TVA defines North Alabama’s section of the river as a “run of the river” reservoir, and that means the water must run at normal or low-normal levels for navigation and related purposes, said Brian Atkins, director of the Alabama Office of Water Resources.

Atkins said in frequent meetings with TVA and other federal officials and utility providers, his office assesses the impact of drought conditions on the state waterways.

‘Most intense’ drought area

The Tennessee Valley counties are in a section of the state with the least amount of rain this year, and now fall into the “most intense” drought category on federal measurement scales. The presence of the river, however, will save the area from water rationing and restrictions.

In Athens, which gets its water from the Elk River, officials also expect no shortages.

“Water levels have affected hydroelectric power generation, but right now, we do not have any information that makes us believe we will have any shortage,” said Stan Keenum, interim general manager of Decatur Utilities.

Water use up a little

Keenum said water use for the city is up for May and June, but not dramatically. “We haven’t set any records,” he said.

Gene Gibson, manager of water supply for TVA, said he expects the utility to maintain navigation without difficulty in Alabama with at least low-normal water levels.

“We are only passing minimum levels needed to maintain navigation and water quality,” Gibson said. “In terms of water quality for fish and wildlife, we are monitoring that.”

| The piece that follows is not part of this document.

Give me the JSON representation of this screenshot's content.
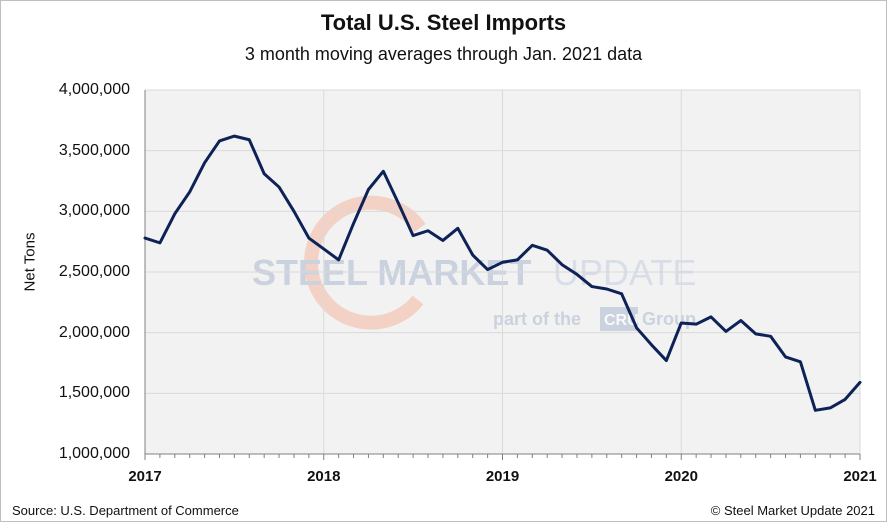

Gibson said Alabama appears to be in the worst drought shape when compared to neighboring states. He said Georgia is not much better, however, based on National Oceanic and Atmospheric Administration monitoring figures.

He said TVA will continue to look at conditions along lakes and streams that feed into the Tennessee in North Carolina, Tennessee and Virginia. In those “storage reservoir” areas, he said, the utility must maintain at least minimum water levels but they can be lower than in navigation/run-of-the river areas.

Upriver from Alabama, lakes and streams in those states already face low water level concerns. The problems are similar to the ones that Alabama Power now has with little water coming from rivers and streams in Alabama and Georgia that normally provide water for the lakes where it has hydroelectric generating plants.